Siddiq was well respected by many Afghan feminists for her actions during the Taliban era. Both she and her sister Sidiqa, who was a professor at the Kabul Polytechnical Institute, were two of very few women who successfully refused to wear the burka. She is quoted as having said, "When the religious police came with their canes and raised their arms to hit me, I raised mine to hit them back. Then they lowered their arms and let me go."

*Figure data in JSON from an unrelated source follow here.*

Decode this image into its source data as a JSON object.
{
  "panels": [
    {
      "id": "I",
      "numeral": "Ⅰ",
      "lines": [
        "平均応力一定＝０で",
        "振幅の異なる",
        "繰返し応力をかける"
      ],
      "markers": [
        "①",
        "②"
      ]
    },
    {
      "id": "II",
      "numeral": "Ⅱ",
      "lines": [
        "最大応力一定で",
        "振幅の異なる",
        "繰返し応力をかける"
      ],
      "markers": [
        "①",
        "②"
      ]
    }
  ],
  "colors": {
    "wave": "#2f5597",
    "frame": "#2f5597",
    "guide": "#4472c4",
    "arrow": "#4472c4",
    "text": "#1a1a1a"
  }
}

After the removal of the Taliban government from Afghanistan by the United States and British Armed Forces, Siddiq was appointed as the Minister of Public Health and sworn in by Interim President Hamid Karzai. One of her first acts was to request help from the international community for the establishment of a medical work force of women. She met a team from the World Health Organization (WHO) that was sent to the war-torn country to assess its health needs, and said that the training of Afghan women is key because they are a crucial asset in the health system.

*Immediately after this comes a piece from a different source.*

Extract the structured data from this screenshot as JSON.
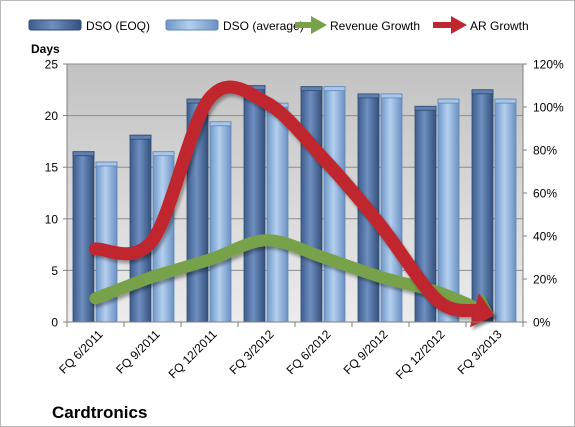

As minister, in April 2002, Siddiq oversaw the vaccination of about 6 million Afghan children against polio on behalf of the United Nations Children's Fund. In July 2002, she met with a Chinese delegation who agreed to fund the renovation of what was promised to be Afghanistan's most modern hospital. In November 2006, Siddiq presented a speech on AIDS in Afghanistan to Eurasianet in New York City.

==Personal life and death==
Siddiq lived all her life in Afghanistan. She never married and claimed she was too dedicated to her profession and didn't have time for a husband: "I didn't marry because I didn't want to take orders from a man". Siddiq was one of five daughters of Mohammad Siddiq, a governor of Kandahar, Herat during the reign of King Zahir Shah Khan Her younger sister Mastura Aziz-Sultan, who died in Washington D.C. in 2014, was also a physician, and specialized in Ob/Gyn. Her other sisters reside in San Diego, Geneva, and Sydney. One of her other younger sisters, Sediqa, an engineer passed in 2001 in Kabul.

Siddiq had Alzheimer's disease. She died from complications of COVID-19 in Kabul on 4 December 2020, at the age of 72, during the COVID-19 pandemic in Afghanistan.